Mas o ataque ao centro comercial Crocus City Hall por um grupo de migrantes do Tajiquistão mudou tudo. A onda de indignação perante um dos piores ataques terroristas da história do país, que tirou a vida a 144 pessoas e feriu 551, levou o Kremlin a propor nova legislação para limitar a imigração no país. As leis adotadas pelo parlamento russo dão poder à polícia para decidir se os migrantes devem ser deportados e permite que essas deportações aconteçam dentro de 48 horas. E o resultado foi imediato, apenas em 2024, o número de deportações na Rússia disparou para 80 mil, o dobro do ano anterior, de acordo com estatísticas estatais russas citadas pela TASS.
"Quando morrem mais pessoas do que nascem, os países ficam dependentes de saldos migratórios positivos para garantir o funcionamento de vários setores fundamentais ao funcionamento do estado. Com a Rússia a deixar de abrir as portas à imigração, o impacto no saldo populacional russo vai ser bastante negativo e acentuar as perdas de população que têm vindo a ser registadas", alerta Teresa Rodrigues.
Estas restrições à imigração ameaçam colocar ainda mais pressão na situação demográfica, acentuando a queda anual no número de habitantes, e na economia russa, numa altura em que a inflação continua em alta. Em 2023, o Banco Central da Rússia (BCR) informou que 60% das empresas enfrentavam uma escassez de trabalhadores (a maioria dos quais especialistas qualificados) e mais de 75% das empresas tiveram de aumentar os salários para manter os trabalhadores. Mais tarde, o próprio vice-governador do BCR, Alexei Zabotkin, admitiu que “a capacidade de produção disponível” está esgotada.
Só que não é apenas nas fábricas e nos escritórios que esta mão-de-obra é necessária. A prioridade para o Kremlin continua a ser na linha da frente, onde milhares de soldados são lançados contra as posições defensivas ucranianas, umas vezes com sucesso, outras nem por isso. Passados dois anos, as necessidades de soldados não diminuíram, muito pelo contrário. O exército precisa de 30 mil novos soldados por mês. Para os convencer a entrar no exército voluntariamente, o governo oferece uma combinação de elevados salários, mais benefícios e prémios de assinatura de contrato.
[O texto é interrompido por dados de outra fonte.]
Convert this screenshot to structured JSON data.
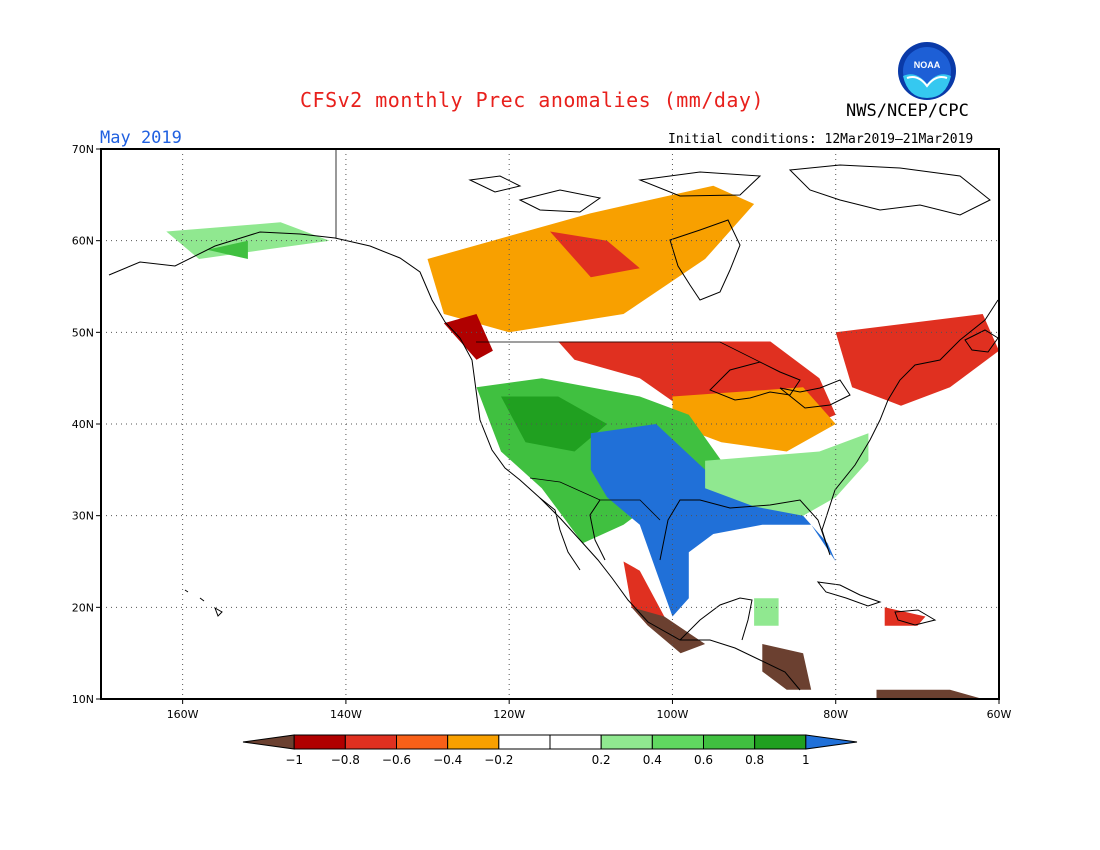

Invadir a Ucrânia, enfrentando um desafio demográfico catastrófico, parece ter sido uma enorme loucura para o Kremlin. A arrogância baseada numa espantosa falha dos serviços secretos pode explicar o erro de cálculo. Outra explicação possível é que Putin compreendeu que os desafios económicos e demográficos da Rússia significam que o país não estará em condições mais favoráveis nas próximas décadas", sugere Harley Balzer.